Por André Nunes com fotos de Lina Sumizono – A geração de artistas nonagenários brasileiros conta com monstros sagrados como Fernanda Montenegro, Laura Cardoso, Lima Duarte, Nathalia Timberg, Ary Fontoura, Tony Tornado e Glória Menezes. E ele, Othon Bastos. No alto de seus 93 anos, o baiano encara o primeiro monólogo de sua carreira no premiado Não me entrego, não!, em cartaz no teatro da Caixa Cultural Curitiba.

Foto: @lina.sumizono

Para qualquer ator ou atriz, subir no palco sozinho por 90 minutos é tarefa hercúlea. Imagine em oito sessões, de quinta a domingo, por duas semanas.

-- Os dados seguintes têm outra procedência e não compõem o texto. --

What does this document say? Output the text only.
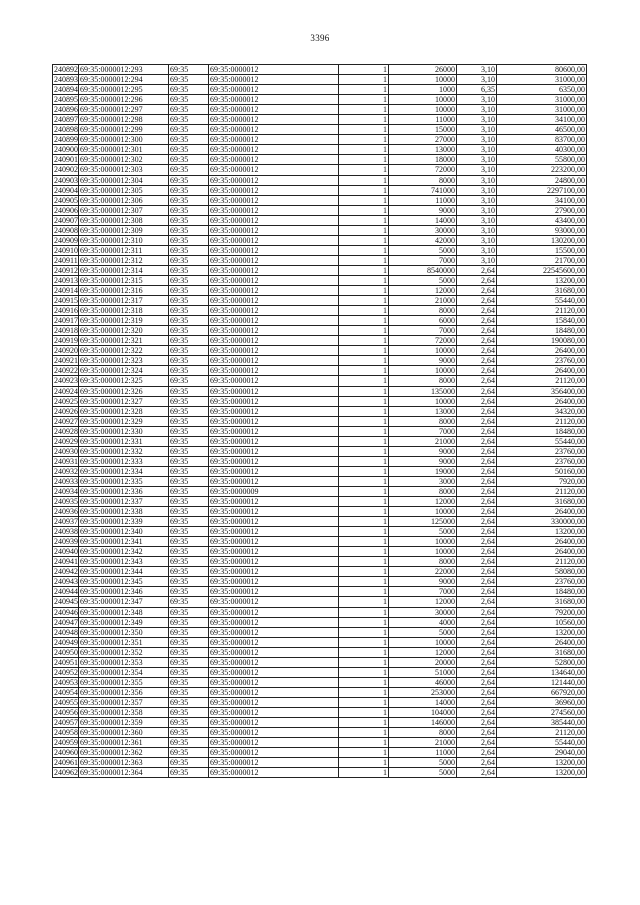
3396
240892	69:35:0000012:293	69:35	69:35:0000012	1	26000	3,10	80600,00
240893	69:35:0000012:294	69:35	69:35:0000012	1	10000	3,10	31000,00
240894	69:35:0000012:295	69:35	69:35:0000012	1	1000	6,35	6350,00
240895	69:35:0000012:296	69:35	69:35:0000012	1	10000	3,10	31000,00
240896	69:35:0000012:297	69:35	69:35:0000012	1	10000	3,10	31000,00
240897	69:35:0000012:298	69:35	69:35:0000012	1	11000	3,10	34100,00
240898	69:35:0000012:299	69:35	69:35:0000012	1	15000	3,10	46500,00
240899	69:35:0000012:300	69:35	69:35:0000012	1	27000	3,10	83700,00
240900	69:35:0000012:301	69:35	69:35:0000012	1	13000	3,10	40300,00
240901	69:35:0000012:302	69:35	69:35:0000012	1	18000	3,10	55800,00
240902	69:35:0000012:303	69:35	69:35:0000012	1	72000	3,10	223200,00
240903	69:35:0000012:304	69:35	69:35:0000012	1	8000	3,10	24800,00
240904	69:35:0000012:305	69:35	69:35:0000012	1	741000	3,10	2297100,00
240905	69:35:0000012:306	69:35	69:35:0000012	1	11000	3,10	34100,00
240906	69:35:0000012:307	69:35	69:35:0000012	1	9000	3,10	27900,00
240907	69:35:0000012:308	69:35	69:35:0000012	1	14000	3,10	43400,00
240908	69:35:0000012:309	69:35	69:35:0000012	1	30000	3,10	93000,00
240909	69:35:0000012:310	69:35	69:35:0000012	1	42000	3,10	130200,00
240910	69:35:0000012:311	69:35	69:35:0000012	1	5000	3,10	15500,00
240911	69:35:0000012:312	69:35	69:35:0000012	1	7000	3,10	21700,00
240912	69:35:0000012:314	69:35	69:35:0000012	1	8540000	2,64	22545600,00
240913	69:35:0000012:315	69:35	69:35:0000012	1	5000	2,64	13200,00
240914	69:35:0000012:316	69:35	69:35:0000012	1	12000	2,64	31680,00
240915	69:35:0000012:317	69:35	69:35:0000012	1	21000	2,64	55440,00
240916	69:35:0000012:318	69:35	69:35:0000012	1	8000	2,64	21120,00
240917	69:35:0000012:319	69:35	69:35:0000012	1	6000	2,64	15840,00
240918	69:35:0000012:320	69:35	69:35:0000012	1	7000	2,64	18480,00
240919	69:35:0000012:321	69:35	69:35:0000012	1	72000	2,64	190080,00
240920	69:35:0000012:322	69:35	69:35:0000012	1	10000	2,64	26400,00
240921	69:35:0000012:323	69:35	69:35:0000012	1	9000	2,64	23760,00
240922	69:35:0000012:324	69:35	69:35:0000012	1	10000	2,64	26400,00
240923	69:35:0000012:325	69:35	69:35:0000012	1	8000	2,64	21120,00
240924	69:35:0000012:326	69:35	69:35:0000012	1	135000	2,64	356400,00
240925	69:35:0000012:327	69:35	69:35:0000012	1	10000	2,64	26400,00
240926	69:35:0000012:328	69:35	69:35:0000012	1	13000	2,64	34320,00
240927	69:35:0000012:329	69:35	69:35:0000012	1	8000	2,64	21120,00
240928	69:35:0000012:330	69:35	69:35:0000012	1	7000	2,64	18480,00
240929	69:35:0000012:331	69:35	69:35:0000012	1	21000	2,64	55440,00
240930	69:35:0000012:332	69:35	69:35:0000012	1	9000	2,64	23760,00
240931	69:35:0000012:333	69:35	69:35:0000012	1	9000	2,64	23760,00
240932	69:35:0000012:334	69:35	69:35:0000012	1	19000	2,64	50160,00
240933	69:35:0000012:335	69:35	69:35:0000012	1	3000	2,64	7920,00
240934	69:35:0000012:336	69:35	69:35:0000009	1	8000	2,64	21120,00
240935	69:35:0000012:337	69:35	69:35:0000012	1	12000	2,64	31680,00
240936	69:35:0000012:338	69:35	69:35:0000012	1	10000	2,64	26400,00
240937	69:35:0000012:339	69:35	69:35:0000012	1	125000	2,64	330000,00
240938	69:35:0000012:340	69:35	69:35:0000012	1	5000	2,64	13200,00
240939	69:35:0000012:341	69:35	69:35:0000012	1	10000	2,64	26400,00
240940	69:35:0000012:342	69:35	69:35:0000012	1	10000	2,64	26400,00
240941	69:35:0000012:343	69:35	69:35:0000012	1	8000	2,64	21120,00
240942	69:35:0000012:344	69:35	69:35:0000012	1	22000	2,64	58080,00
240943	69:35:0000012:345	69:35	69:35:0000012	1	9000	2,64	23760,00
240944	69:35:0000012:346	69:35	69:35:0000012	1	7000	2,64	18480,00
240945	69:35:0000012:347	69:35	69:35:0000012	1	12000	2,64	31680,00
240946	69:35:0000012:348	69:35	69:35:0000012	1	30000	2,64	79200,00
240947	69:35:0000012:349	69:35	69:35:0000012	1	4000	2,64	10560,00
240948	69:35:0000012:350	69:35	69:35:0000012	1	5000	2,64	13200,00
240949	69:35:0000012:351	69:35	69:35:0000012	1	10000	2,64	26400,00
240950	69:35:0000012:352	69:35	69:35:0000012	1	12000	2,64	31680,00
240951	69:35:0000012:353	69:35	69:35:0000012	1	20000	2,64	52800,00
240952	69:35:0000012:354	69:35	69:35:0000012	1	51000	2,64	134640,00
240953	69:35:0000012:355	69:35	69:35:0000012	1	46000	2,64	121440,00
240954	69:35:0000012:356	69:35	69:35:0000012	1	253000	2,64	667920,00
240955	69:35:0000012:357	69:35	69:35:0000012	1	14000	2,64	36960,00
240956	69:35:0000012:358	69:35	69:35:0000012	1	104000	2,64	274560,00
240957	69:35:0000012:359	69:35	69:35:0000012	1	146000	2,64	385440,00
240958	69:35:0000012:360	69:35	69:35:0000012	1	8000	2,64	21120,00
240959	69:35:0000012:361	69:35	69:35:0000012	1	21000	2,64	55440,00
240960	69:35:0000012:362	69:35	69:35:0000012	1	11000	2,64	29040,00
240961	69:35:0000012:363	69:35	69:35:0000012	1	5000	2,64	13200,00
240962	69:35:0000012:364	69:35	69:35:0000012	1	5000	2,64	13200,00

O veterano encara com leveza e inspiração cada um desses minutos, fazendo breves pausas, trocando peças da vestimenta e sentando-se ocasionalmente.

Em cena, o Othon Bastos transita por sua própria história, contando passagens divertidas e dramáticas da vida pessoal e profissional. No cinema (“Deus e o Diabo na Terra do Sol”, de Glauber Rocha, e O Pagador de Promessas, de Anselmo Duarte, primeiro filme brasileiro a conquistar a Palma de Ouro de Cannes) e no teatro (“Um grito parado no ar”, de Gianfrancesco Guarnieri), são muitos os marcos da carreira de Othon relembrados em cena, refletindo sobre cada momento da carreira do ator.

Foto: @lina.sumizono

A peça é uma lição de vida e de resiliência, de como enfrentar os obstáculos que se apresentam em nossa existência, e de como superá-los. Com texto e direção de Flávio Marinho, a montagem já ultrapassou a marca de 250 apresentações e 100 mil espectadores.

Foto: @lina.sumizono

Quem assiste à peça ou vê as fotos pode estranhar a presença de mais uma atriz em cena. Othon Bastos tem a companhia de um “ponto”, a atriz Marta Paret, que traz observações às suas falas. Ele explica, de forma divertida, que teve a ideia de ter sua própria memória personificada em cena foi dele. “Achei que seria interessante ter uma espécie de ‘Alexa’ no palco comigo”, em alusão à assistente virtual desenvolvida pela Amazon.

Foto: @lina.sumizono

Othon Bastos foi aclamado pela crítica e público, vencendo o prestigiado Prêmio Shell de Teatro 2025 (Melhor Ator), Prêmio Arcanjo 2025. A produção foi reconhecida no Prêmio Arte e Longevidade Rio 2024.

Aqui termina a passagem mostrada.